Mohamed Anbar : Avec Ramid, les mouvements qui ont touché les membres du Club des magistrats ont été d’ordre politique




Jeu de chaises musicales parmi les magistrats ?
Un été très chaud s’annonce pour les magistrats. Les rangs des magistrats devront connaître un large mouvement dans les semaines qui viennent, apprend-on de sources judiciaires. C’est un des plus importants mouvements que l’on prépare  pour le corps de la magistrature au Maroc, confie-t-on à Libé. Début de la semaine prochaine, la commission, chargée de cette mission, composée de onze magistrats, doit se réunir au Conseil supérieur de la magistrature afin d’entamer ses premiers travaux pour l’examen de la liste des magistrats qui seront concernés par le prochain mouvement, selon les mêmes sources judiciaires. Ces dernières précisent que des changements internes seront effectués au niveau de plusieurs tribunaux du Royaume, notamment ceux de Casablanca, Marrakech et Rabat.
A ce propos, des sources informées ont  confié à Libé qu’« il y a actuellement une crise réelle de la  relève. D’autant qu’on n’a pas bien préparé les jeunes magistrats pour assumer des postes de responsabilité, tel celui de présidents de tribunal, par exemple ». A signaler que la liste définitive n’est pas encore prête mais on attend que la commission en charge  entame ses travaux pour statuer à ce sujet.

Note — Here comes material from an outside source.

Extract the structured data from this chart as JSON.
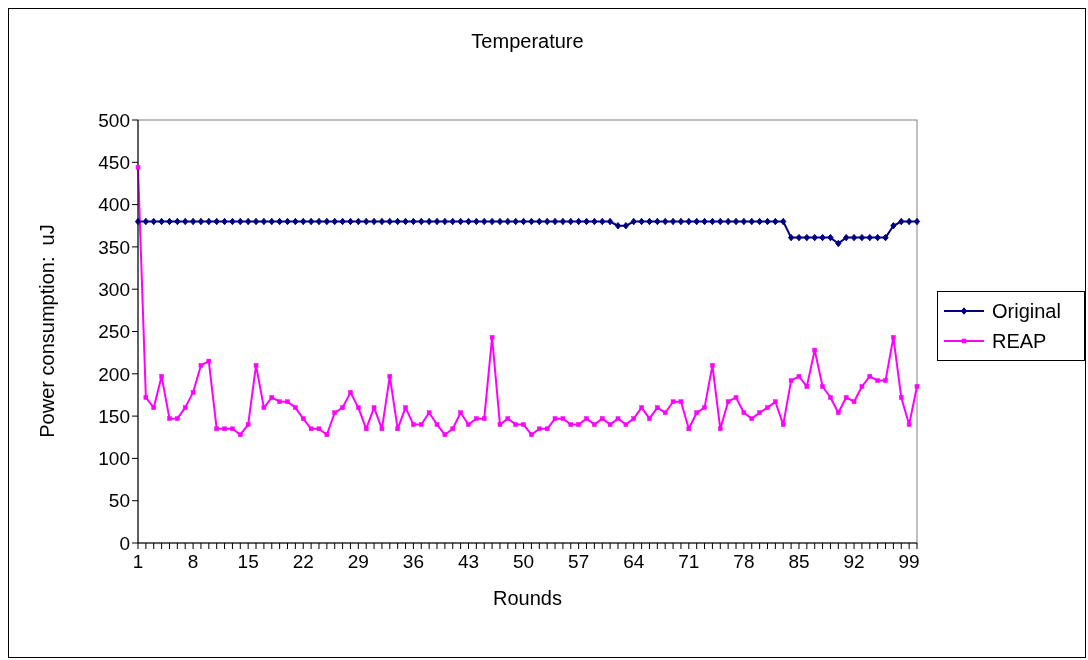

Ce prochain mouvement suscite déjà les interrogations des membres  du Club des magistrats du Maroc (CMM). « On n’est pas encore au courant de ce prochain mouvement. Mais si tel est le cas, je dois souligner qu’au sein du CMM, on estime que tous les mouvements entrepris depuis l’arrivée de Mustapha Ramid, surtout ceux qui nous concernent, nous, magistrats membres du Club, sont des opérations à caractère politique », tient à souligner Mohamed Anbar, vice-président du Club. Il ajoutera, non sans inquiétude : «Ces changements surviennent souvent pour des considérations autres que professionnelles ». Et d’expliquer :  « Il n’y a pas de transparence. La liste est toujours préparée au gré des humeurs du ministre, lui-même, qui s’implique personnellement. Sachant que cette implication du ministre est anti-constitutionnelle. Depuis qu’il a été désigné ministre de la Justice et des Libertés, il n’a pas réussi à régler les vrais problèmes des magistrats. Les mesures disciplinaires qu’il a prises à l’encontre des magistrats membres du Club sont, toutes, anticonstitutionnelles ».